Published on January 8, 2020

As I crept toward the edge of the icy platform in my socks and superhero costume, I was reminded of a scene in Titanic that 13-year-old me knew all too well (having seen the movie six times in the theater…). I could hear Jack saying “water that cold feels like 1,000 knives.” Until that moment, I hadn’t given much thought as to what it would feel like to do a polar plunge. But there I was in my leotard in a subzero ground blizzard. The four guys who inspired me to take the plunge peered at me through the window with some thumbs up. Their faces gave me that extra boost of warmth. So I jumped.



I woke up the next day encased in ice in a hospital bed. Just kidding—it wasn’t THAT cold. I don’t know if it felt like 1,000 knives, but it was at least 100. It was the kind of cold that leaves you gasping. But I got out, thawed in the hot tub and thought, “I would so do this again.”

And I did.

The Jamaican a Difference Team

The second time I plunged, my coworkers and I fundraised and plunged as a team. With our costumes inspired by the movie Cool Runnings, we donned the name “Jamaican a Difference” and plunged as the Jamaican Olympic Bobsled Team. My coworkers have become some of my best friends and we bonded picking our theme, ordering our costumes, and holding hands as we plunged into the icy water (shameless brag: I’ve also taken home two “best costume” trophies).
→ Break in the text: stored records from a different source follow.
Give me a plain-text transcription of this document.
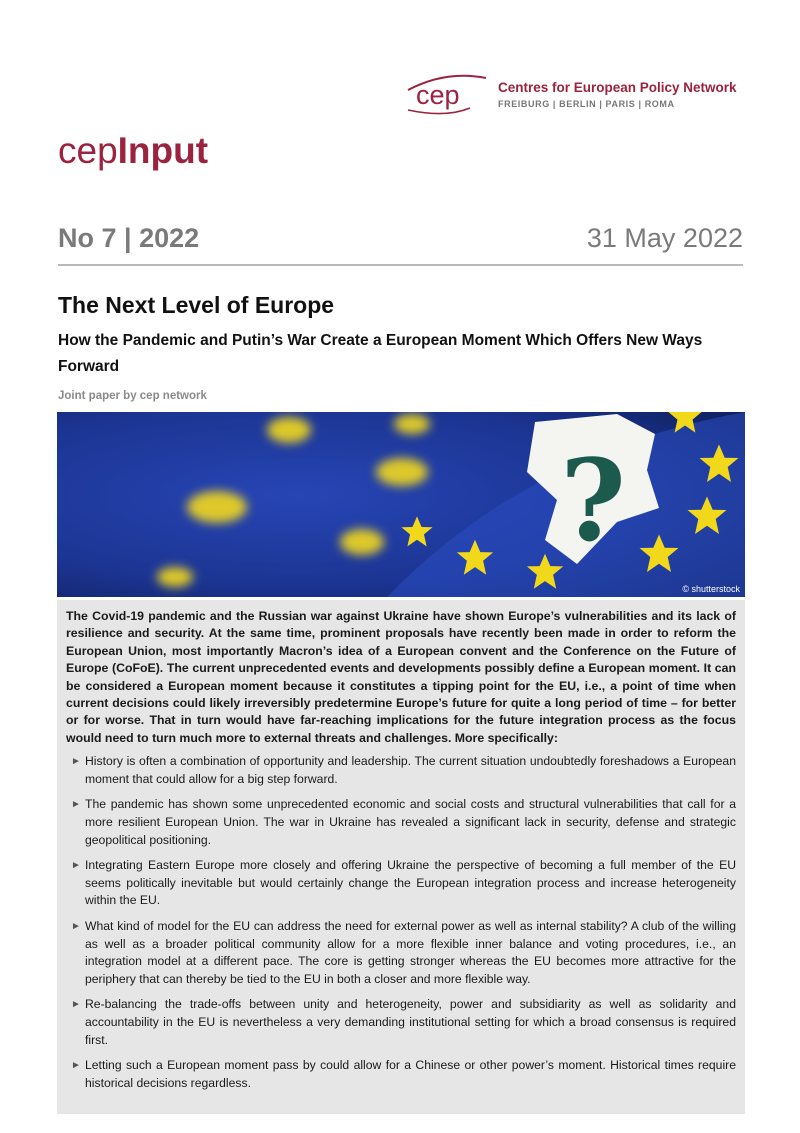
cep	Centres for European Policy Network
FREIBURG | BERLIN | PARIS | ROMA
cepInput
No 7 | 2022	31 May 2022
The Next Level of Europe
How the Pandemic and Putin’s War Create a European Moment Which Offers New Ways Forward
Joint paper by cep network
?
© shutterstock

The Covid-19 pandemic and the Russian war against Ukraine have shown Europe’s vulnerabilities and its lack of resilience and security. At the same time, prominent proposals have recently been made in order to reform the European Union, most importantly Macron’s idea of a European convent and the Conference on the Future of Europe (CoFoE). The current unprecedented events and developments possibly define a European moment. It can be considered a European moment because it constitutes a tipping point for the EU, i.e., a point of time when current decisions could likely irreversibly predetermine Europe’s future for quite a long period of time – for better or for worse. That in turn would have far-reaching implications for the future integration process as the focus would need to turn much more to external threats and challenges. More specifically:

► History is often a combination of opportunity and leadership. The current situation undoubtedly foreshadows a European moment that could allow for a big step forward.
► The pandemic has shown some unprecedented economic and social costs and structural vulnerabilities that call for a more resilient European Union. The war in Ukraine has revealed a significant lack in security, defense and strategic geopolitical positioning.
► Integrating Eastern Europe more closely and offering Ukraine the perspective of becoming a full member of the EU seems politically inevitable but would certainly change the European integration process and increase heterogeneity within the EU.
► What kind of model for the EU can address the need for external power as well as internal stability? A club of the willing as well as a broader political community allow for a more flexible inner balance and voting procedures, i.e., an integration model at a different pace. The core is getting stronger whereas the EU becomes more attractive for the periphery that can thereby be tied to the EU in both a closer and more flexible way.
► Re-balancing the trade-offs between unity and heterogeneity, power and subsidiarity as well as solidarity and accountability in the EU is nevertheless a very demanding institutional setting for which a broad consensus is required first.
► Letting such a European moment pass by could allow for a Chinese or other power’s moment. Historical times require historical decisions regardless.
There was something special about being bonded over serving “our guys.” I think doing it together made it feel a little warmer.

Macy and I as we hit the water

I always wish I could buy gifts for the people we support—but as a staff member I am not allowed to. By people donating money to see me plunge (now that I’m thinking about it, I’m starting to wonder why my loved ones are so eager to pay to see me freeze), I’ve found a loophole to give gifts to enhance their lives. When I freeze for thirty seconds, the dollars I raise on Giving Hearts Day go even farther. Whether it’s shoes, art supplies, a chance to go somewhere new, or music therapy, I know how big of a difference this makes to people who often have to get by on just the essentials.


It felt like I was taking a plunge when I first started at CCRI. I had never worked with people with disabilities, but I jumped into it similarly—not expecting to lose my breath, but I do—almost every single shift. It takes my breath away when I get to experience the total freedom and authenticity of the four guys I am so lucky to work with. When I realize they trust me with the most vulnerable and private aspects of their lives and confide in me. When I see the love they have for one another and for life. When I am unable to understand why something is upsetting but I can be there and make sure I repeat, “you are not alone in this, I’m here,” I realize just how honored I am to be there. Because of them, I jumped into that icy water (and who knew it could make my heart so warm?) It was the least I could do because they taught me: if you are faced with a chance to take a plunge—do it.